Rep. Edward Markey (D-Mass.), the panel’s ranking Democrat, decried the bill as a partisan stunt. He noted the committee has already sent five drilling bills to the House floor that were “all far too extreme to pass the Senate, and not a single one has been signed into law.”
The bill approved Wednesday would mandate 28 lease sales from 2012 to 2017, an increase over the 15 that the Obama administration has planned.
The 15 lease sales in Obama’s plan are the lowest offered since that process began in 1980, according to a Congressional Research Service report released this week. However, former Presidents Clinton and George W. Bush each went through five-year periods of offering 16 lease sales.
Interior Secretary Ken Salazar will sign Obama’s leasing plan as soon as it hits his desk following a 60-day congressional review, an Interior Department official told The Hill.
Republicans say that plan closes 85 percent of available offshore lands to drilling at a time when the American people are clamoring for cheaper energy.
“Presidents before him were committed to offshore energy production,” said Rep. Doug Lamborn (R-Colo.), of Obama. “If his plan is allowed to be made final, future presidents will be hamstrung.”
Rep. Paul Tonko (D-N.Y.) disputed the GOP’s figure on drilling lands, noting it is based solely on acreage. He contended that Obama’s plan still permits lease sales for 75 percent of offshore oil-and-gas resources.

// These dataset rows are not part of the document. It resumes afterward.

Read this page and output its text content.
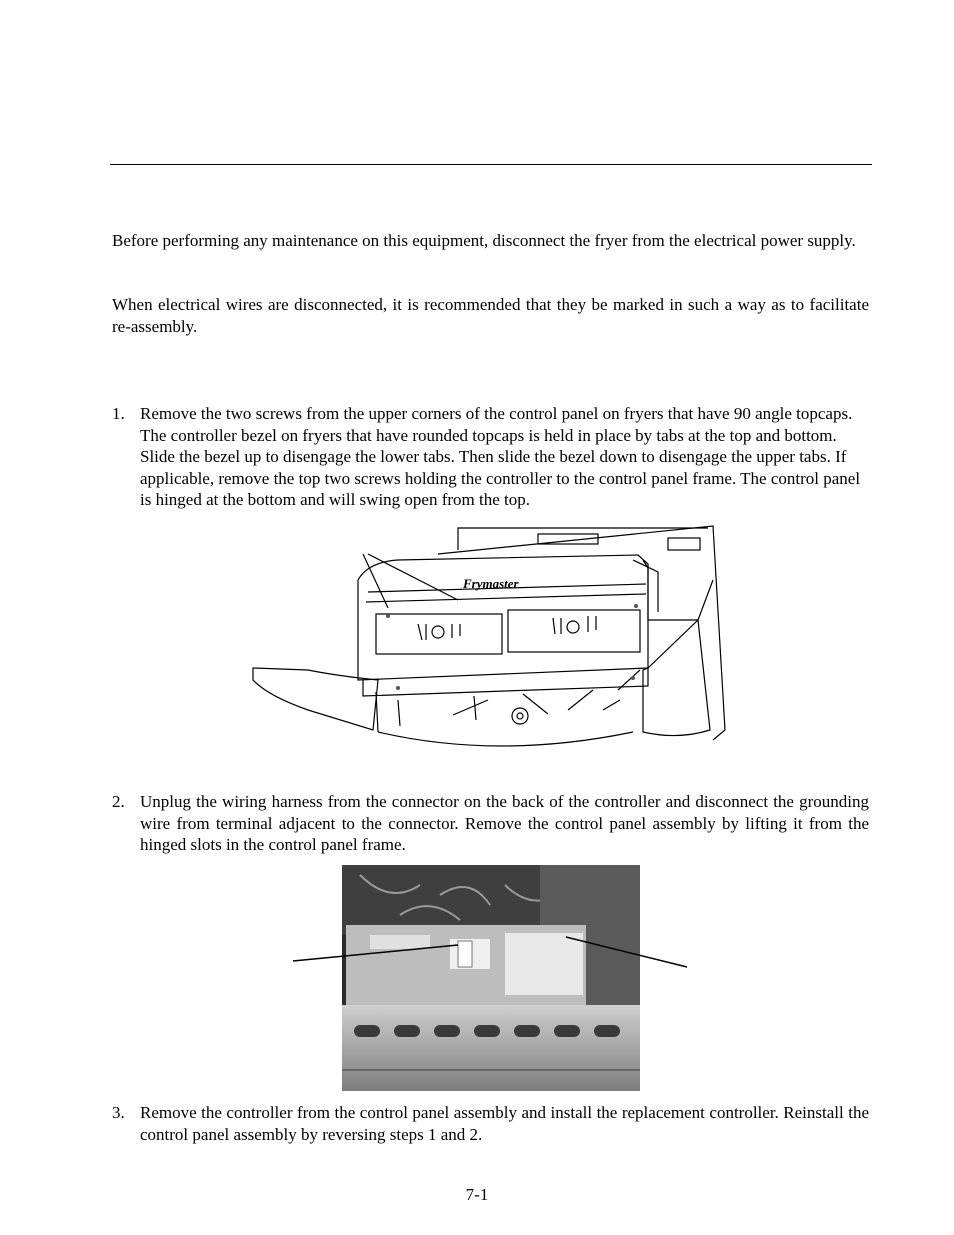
Before performing any maintenance on this equipment, disconnect the fryer from the electrical power supply.

When electrical wires are disconnected, it is recommended that they be marked in such a way as to facilitate re-assembly.

1. Remove the two screws from the upper corners of the control panel on fryers that have 90 angle topcaps. The controller bezel on fryers that have rounded topcaps is held in place by tabs at the top and bottom. Slide the bezel up to disengage the lower tabs. Then slide the bezel down to disengage the upper tabs. If applicable, remove the top two screws holding the controller to the control panel frame. The control panel is hinged at the bottom and will swing open from the top.
Frymaster
2. Unplug the wiring harness from the connector on the back of the controller and disconnect the grounding wire from terminal adjacent to the connector. Remove the control panel assembly by lifting it from the hinged slots in the control panel frame.
3. Remove the controller from the control panel assembly and install the replacement controller. Reinstall the control panel assembly by reversing steps 1 and 2.
7-1
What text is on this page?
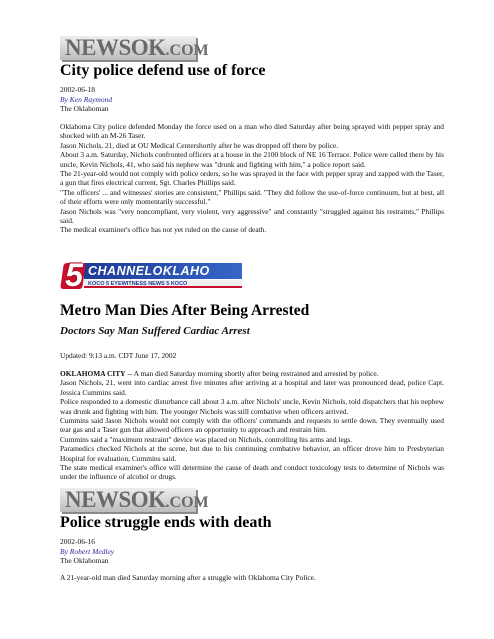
NEWSOK.COM
City police defend use of force
2002-06-18
By Ken Raymond
The Oklahoman

Oklahoma City police defended Monday the force used on a man who died Saturday after being sprayed with pepper spray and shocked with an M-26 Taser.

Jason Nichols, 21, died at OU Medical Centershortly after he was dropped off there by police.

About 3 a.m. Saturday, Nichols confronted officers at a house in the 2100 block of NE 16 Terrace. Police were called there by his uncle, Kevin Nichols, 41, who said his nephew was "drunk and fighting with him," a police report said.

The 21-year-old would not comply with police orders, so he was sprayed in the face with pepper spray and zapped with the Taser, a gun that fires electrical current, Sgt. Charles Phillips said.

"The officers' ... and witnesses' stories are consistent," Phillips said. "They did follow the use-of-force continuum, but at best, all of their efforts were only momentarily successful."

Jason Nichols was "very noncompliant, very violent, very aggressive" and constantly "struggled against his restraints," Phillips said.

The medical examiner's office has not yet ruled on the cause of death.

5 CHANNELOKLAHO
KOCO 5 EYEWITNESS NEWS 5 KOCO
Metro Man Dies After Being Arrested
Doctors Say Man Suffered Cardiac Arrest
Updated: 9:13 a.m. CDT June 17, 2002

OKLAHOMA CITY -- A man died Saturday morning shortly after being restrained and arrested by police.

Jason Nichols, 21, went into cardiac arrest five minutes after arriving at a hospital and later was pronounced dead, police Capt. Jessica Cummins said.

Police responded to a domestic disturbance call about 3 a.m. after Nichols' uncle, Kevin Nichols, told dispatchers that his nephew was drunk and fighting with him. The younger Nichols was still combative when officers arrived.

Cummins said Jason Nichols would not comply with the officers' commands and requests to settle down. They eventually used tear gas and a Taser gun that allowed officers an opportunity to approach and restrain him.

Cummins said a "maximum restraint" device was placed on Nichols, controlling his arms and legs.

Paramedics checked Nichols at the scene, but due to his continuing combative behavior, an officer drove him to Presbyterian Hospital for evaluation, Cummins said.

The state medical examiner's office will determine the cause of death and conduct toxicology tests to determine of Nichols was under the influence of alcohol or drugs.

NEWSOK.COM
Police struggle ends with death
2002-06-16
By Robert Medley
The Oklahoman

A 21-year-old man died Saturday morning after a struggle with Oklahoma City Police.
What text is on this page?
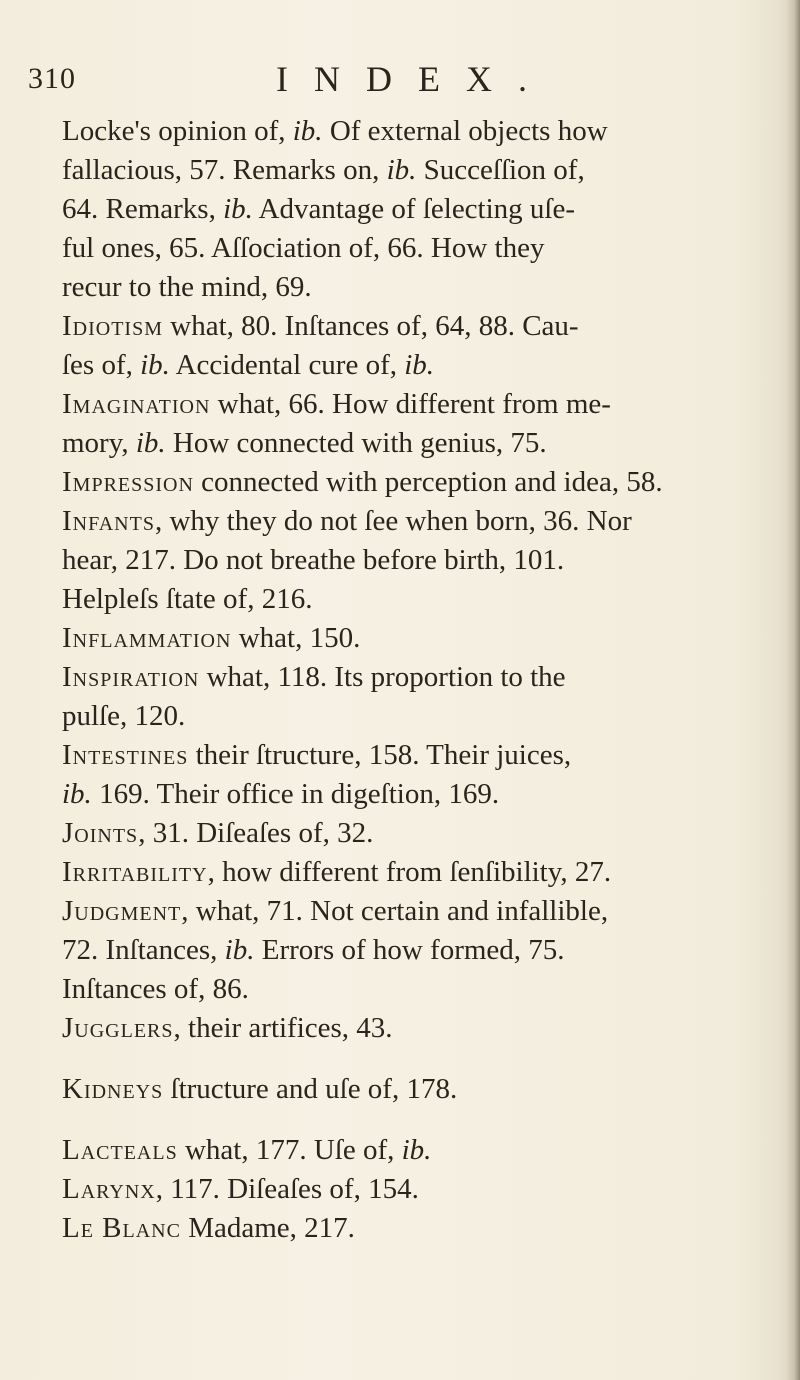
310	INDEX.
Locke's opinion of, ib. Of external objects how
fallacious, 57. Remarks on, ib. Succeſſion of,
64. Remarks, ib. Advantage of ſelecting uſe-
ful ones, 65. Aſſociation of, 66. How they
recur to the mind, 69.
Idiotism what, 80. Inſtances of, 64, 88. Cau-
ſes of, ib. Accidental cure of, ib.
Imagination what, 66. How different from me-
mory, ib. How connected with genius, 75.
Impression connected with perception and idea, 58.
Infants, why they do not ſee when born, 36. Nor
hear, 217. Do not breathe before birth, 101.
Helpleſs ſtate of, 216.
Inflammation what, 150.
Inspiration what, 118. Its proportion to the
pulſe, 120.
Intestines their ſtructure, 158. Their juices,
ib. 169. Their office in digeſtion, 169.
Joints, 31. Diſeaſes of, 32.
Irritability, how different from ſenſibility, 27.
Judgment, what, 71. Not certain and infallible,
72. Inſtances, ib. Errors of how formed, 75.
Inſtances of, 86.
Jugglers, their artifices, 43.
Kidneys ſtructure and uſe of, 178.
Lacteals what, 177. Uſe of, ib.
Larynx, 117. Diſeaſes of, 154.
Le Blanc Madame, 217.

Tonko accused his colleagues of doing the bidding of oil-and-gas companies, and floated an amendment requiring bidders to submit a list of campaign contributions for the five years up to the lease application date. That plan was rejected.
Salazar also hit the acreage argument Wednesday, saying the Obama plan “focuses on the areas that contain the overwhelming majority of the resources rather than simply opening areas for the sake of achieving an imaginary acreage threshold.”

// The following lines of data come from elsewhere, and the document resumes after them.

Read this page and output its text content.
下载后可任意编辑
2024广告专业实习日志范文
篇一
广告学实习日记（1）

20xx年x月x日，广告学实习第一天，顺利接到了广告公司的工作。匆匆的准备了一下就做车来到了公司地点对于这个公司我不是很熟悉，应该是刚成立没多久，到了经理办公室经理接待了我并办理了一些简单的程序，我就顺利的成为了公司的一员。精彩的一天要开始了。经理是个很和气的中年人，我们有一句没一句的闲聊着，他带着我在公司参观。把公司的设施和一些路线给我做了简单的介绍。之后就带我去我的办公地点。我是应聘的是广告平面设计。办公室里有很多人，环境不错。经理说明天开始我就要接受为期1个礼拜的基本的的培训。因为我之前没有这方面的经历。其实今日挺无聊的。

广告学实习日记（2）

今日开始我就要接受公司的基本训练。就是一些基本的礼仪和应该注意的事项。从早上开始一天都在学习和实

Obama revised his original offshore drilling plan after the 2010 BP oil spill in the eastern Gulf of Mexico.
The Deepwater Horizon disaster colored some of the administration’s comments about the revised leasing plan it released in final form last month. Interior Department officials defended the plan with words such as “responsible” and “cautious” while noting environmental concerns in the Arctic.
Rep. John Garamendi (D-Calif.) accused Republicans of “playing politics” with the leasing bill.
“This bill would require an environmental statement that is essentially worthless,” he said.
But Republicans said drillers have learned the lessons of the Deepwater Horizon spill, and said Obama’s plans would restrict the options of states looking to revive their economies.
“We have lost the respect for the sovereignty of the states,” said Rep. Jeff Landry (R-La.). “If those states want to drill off their coast, then they should have the right to do so.”